Apropos: „Wir gehen durch die Zeit“, ein Song ihres letzten Albums, ist der rare Fall eines Schlagers, der nicht von flüchtigem Glück, sondern einer langjährigen Beziehung handelt.

Kaiser: Ich bekam den Titel angeboten und fand ihn faszinierend. Wir leben in einer Zeit, in der wir nicht mehr reparieren. Wir tauschen aus. Wenn es nicht klappt, trennt man sich halt. Ich finde, es lohnt sich, für eine Beziehung zu kämpfen. Wenn man gemeinsam Höhen und Tiefen übersteht, erwächst daraus eine ganz besondere Beziehung.

Stichwort Schlagerboom: Kommt durch Helene Fischer auch neues Publikum zu Ihnen?

Kaiser: Das Publikum war früher schon weniger homogen, als man dachte. In den letzten Jahren hat sich das tatsächlich nochmal gesteigert. Ich merke auch, dass mich die Presse ernster nimmt. Dabei war die leichte Unterhaltung immer schon die schwierigste.

Nach welchen Kriterien stellen Sie Ihr Liveprogramm zusammen?

Kaiser: Ich hatte im Laufe der Jahre zum Glück einige Erfolge. Die Leute erwarten zu Recht, dass ich „Santa Maria“ oder „Dich zu lieben“ singe. Manchmal nützen sich die alten Versionen für mich ab, darum versuchen wir bei einigen Liedern neue Arrangements oder kleine Brechungen. Ein bisschen Überraschung soll dabei sein.

In den vergangenen Jahren sind Sie mehrfach als politisch denkender Zeitgenosse in Erscheinung getreten, etwa mit einer Rede gegen Pegida. Was hat Sie geprägt?

Kaiser: Ich habe in meinen jungen Jahren bemerkt, dass die Idee der Sozialdemokratie für mich die schönste Form der Gesellschaft ist. Ich bin ein Freund der sozialen Marktwirtschaft. Leider haben sich die Gewichte zu Ungunsten der Arbeitnehmer verschoben. Für unsere SPD gilt wie für eure SPÖ, dass sie sich erneuern muss.

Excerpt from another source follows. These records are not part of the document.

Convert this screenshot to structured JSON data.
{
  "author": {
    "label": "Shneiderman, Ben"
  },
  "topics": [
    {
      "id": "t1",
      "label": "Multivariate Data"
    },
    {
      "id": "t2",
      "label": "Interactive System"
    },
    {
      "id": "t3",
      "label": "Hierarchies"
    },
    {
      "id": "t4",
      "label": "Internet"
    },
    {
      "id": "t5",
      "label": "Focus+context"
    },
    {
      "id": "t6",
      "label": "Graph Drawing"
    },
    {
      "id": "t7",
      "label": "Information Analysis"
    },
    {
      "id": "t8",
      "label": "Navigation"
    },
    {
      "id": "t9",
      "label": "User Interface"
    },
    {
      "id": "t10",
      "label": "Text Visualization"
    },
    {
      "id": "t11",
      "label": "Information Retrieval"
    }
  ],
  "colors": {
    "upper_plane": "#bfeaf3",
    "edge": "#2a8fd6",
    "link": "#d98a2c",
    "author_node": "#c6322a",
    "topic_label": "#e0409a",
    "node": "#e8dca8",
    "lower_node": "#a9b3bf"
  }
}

Wie soll man mit Rechten umgehen?

Kaiser: Höflich im Ton, aber hart in der Sache. Das ist die einzige Chance, die man hat.

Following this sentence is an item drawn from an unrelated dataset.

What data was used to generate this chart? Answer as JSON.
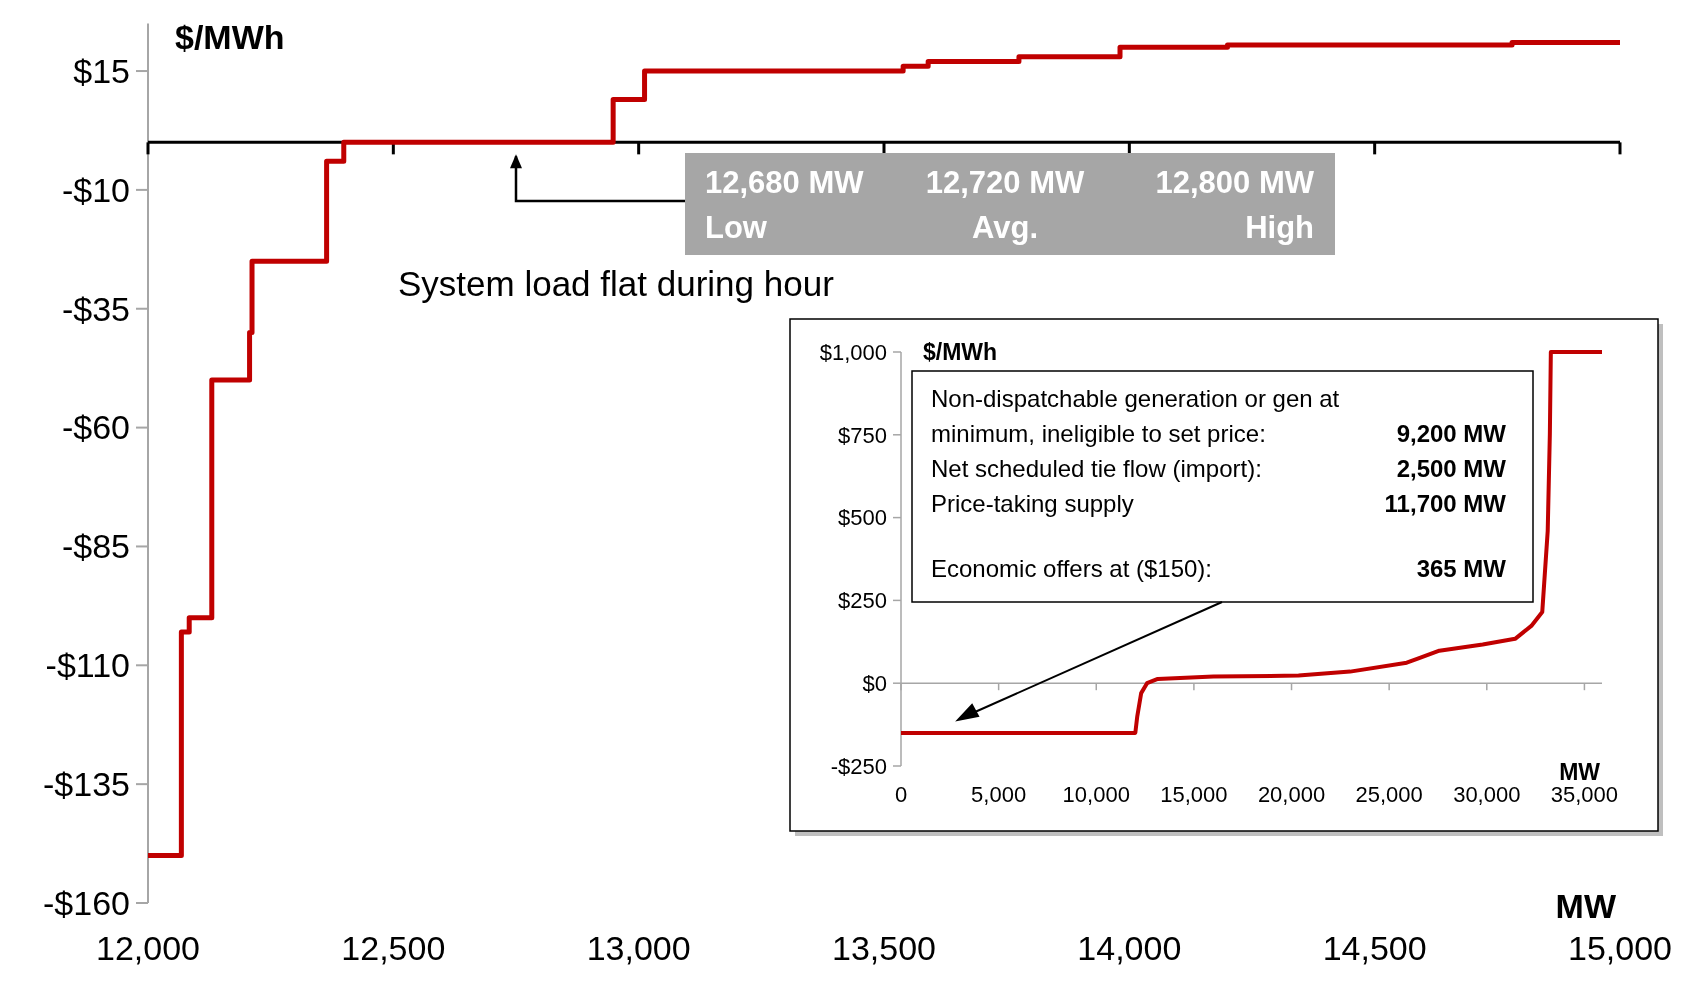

Wie sehr darf Ihre Gesinnung in Ihre Arbeit einfließen?

Kaiser: In Interviews rede ich gerne über Politik. Auf der Bühne hingegen gebe ich diesbezüglich keine Statements ab. Mein Publikum kommt in die Konzerte, um zwei Stunden abschalten zu können. Danach will ich es mit einem guten Gefühl nach Hause schicken.

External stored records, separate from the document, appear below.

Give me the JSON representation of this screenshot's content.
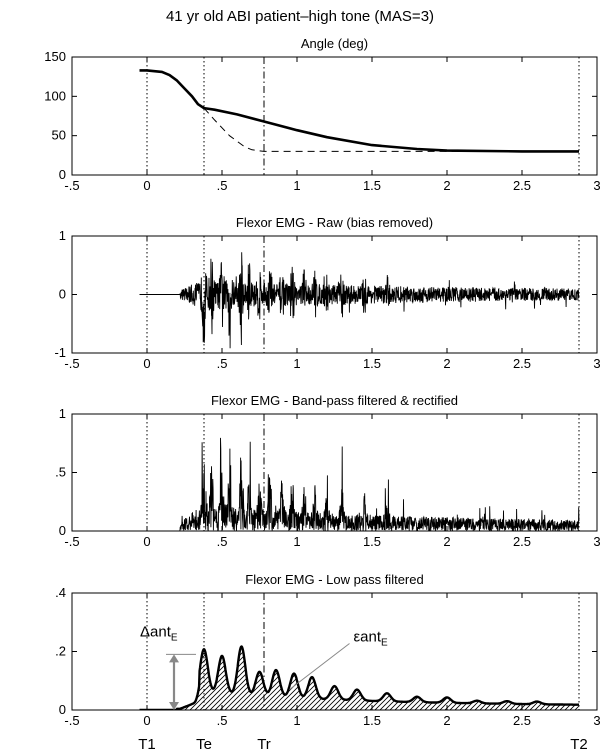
{
  "title": "41 yr old ABI patient–high tone (MAS=3)",
  "events": [
    {
      "label": "T1",
      "t": 0.0,
      "style": "dotted"
    },
    {
      "label": "Te",
      "t": 0.38,
      "style": "dotted"
    },
    {
      "label": "Tr",
      "t": 0.78,
      "style": "dashdot"
    },
    {
      "label": "T2",
      "t": 2.88,
      "style": "dotted"
    }
  ],
  "annotations": {
    "delta": {
      "prefix": "Δant",
      "sub": "E",
      "y_low": 0.0,
      "y_high": 0.19,
      "t": 0.18
    },
    "epsilon": {
      "prefix": "εant",
      "sub": "E",
      "t": 0.95,
      "y": 0.07
    }
  },
  "chart_data": [
    {
      "type": "line",
      "title": "Angle (deg)",
      "xlim": [
        -0.5,
        3
      ],
      "ylim": [
        0,
        150
      ],
      "xticks": [
        -0.5,
        0,
        0.5,
        1,
        1.5,
        2,
        2.5,
        3
      ],
      "yticks": [
        0,
        50,
        100,
        150
      ],
      "series": [
        {
          "style": "thick-solid",
          "x": [
            -0.05,
            0,
            0.1,
            0.15,
            0.2,
            0.25,
            0.3,
            0.34,
            0.38,
            0.45,
            0.6,
            0.78,
            1.0,
            1.2,
            1.5,
            1.8,
            2.0,
            2.5,
            2.88
          ],
          "y": [
            133,
            133,
            131,
            127,
            120,
            110,
            100,
            90,
            85,
            83,
            77,
            68,
            57,
            48,
            38,
            33,
            31,
            30,
            30
          ]
        },
        {
          "style": "dashed",
          "x": [
            0.38,
            0.45,
            0.55,
            0.65,
            0.7,
            0.78,
            1.0,
            1.5,
            2.0,
            2.88
          ],
          "y": [
            85,
            70,
            50,
            36,
            32,
            30,
            30,
            30,
            30,
            30
          ]
        }
      ]
    },
    {
      "type": "line",
      "title": "Flexor EMG - Raw (bias removed)",
      "xlim": [
        -0.5,
        3
      ],
      "ylim": [
        -1,
        1
      ],
      "xticks": [
        -0.5,
        0,
        0.5,
        1,
        1.5,
        2,
        2.5,
        3
      ],
      "yticks": [
        -1,
        0,
        1
      ],
      "signal": "emg-raw",
      "t_range": [
        -0.05,
        2.88
      ],
      "onset": 0.22
    },
    {
      "type": "line",
      "title": "Flexor EMG - Band-pass filtered & rectified",
      "xlim": [
        -0.5,
        3
      ],
      "ylim": [
        0,
        1
      ],
      "xticks": [
        -0.5,
        0,
        0.5,
        1,
        1.5,
        2,
        2.5,
        3
      ],
      "yticks": [
        0,
        0.5,
        1
      ],
      "signal": "emg-rectified",
      "t_range": [
        -0.05,
        2.88
      ],
      "onset": 0.22
    },
    {
      "type": "area",
      "title": "Flexor EMG - Low pass filtered",
      "xlim": [
        -0.5,
        3
      ],
      "ylim": [
        0,
        0.4
      ],
      "xticks": [
        -0.5,
        0,
        0.5,
        1,
        1.5,
        2,
        2.5,
        3
      ],
      "yticks": [
        0,
        0.2,
        0.4
      ],
      "signal": "emg-lowpass",
      "peaks": [
        {
          "t": 0.38,
          "y": 0.19
        },
        {
          "t": 0.5,
          "y": 0.17
        },
        {
          "t": 0.63,
          "y": 0.21
        },
        {
          "t": 0.75,
          "y": 0.12
        },
        {
          "t": 0.86,
          "y": 0.13
        },
        {
          "t": 0.98,
          "y": 0.12
        },
        {
          "t": 1.1,
          "y": 0.11
        },
        {
          "t": 1.25,
          "y": 0.08
        },
        {
          "t": 1.4,
          "y": 0.07
        },
        {
          "t": 1.6,
          "y": 0.06
        },
        {
          "t": 1.8,
          "y": 0.05
        },
        {
          "t": 2.0,
          "y": 0.05
        },
        {
          "t": 2.2,
          "y": 0.04
        },
        {
          "t": 2.4,
          "y": 0.04
        },
        {
          "t": 2.6,
          "y": 0.04
        },
        {
          "t": 2.85,
          "y": 0.03
        }
      ]
    }
  ]
}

Sie machen einen sehr ruhigen und bodenständigen Eindruck. Wie passt das zur großen Bühne?

Kaiser: Im ersten Moment wirkt das widersprüchlich. Aber es ist ganz gesund, so zu sein. Ich bin einer von vielen, die meiste Zeit zumindest. Als Vater und Ehemann muss ich den ganzen Tag normale Dinge tun. Da passt es nicht, wenn man sich zu wichtig nimmt. Den Applaus betrachte ich als temporäres Erlebnis, ich nehme ihn nicht mit ins Bett.

Mit 66 sind Sie nach Udo Jürgens im besten Alter. Welchen Wunsch haben Sie sich noch nicht erfüllt?

Kaiser: Eine kleine Clubtour, wo ich jeweils vor nicht mehr als zwei- oder dreihundert Leuten auftrete. Der Running Gag ist, dass mein Manager sagt: „Ja, Roland, das machen wir. Nächstes Jahr.“ Und im Jahr darauf sagt er es wieder.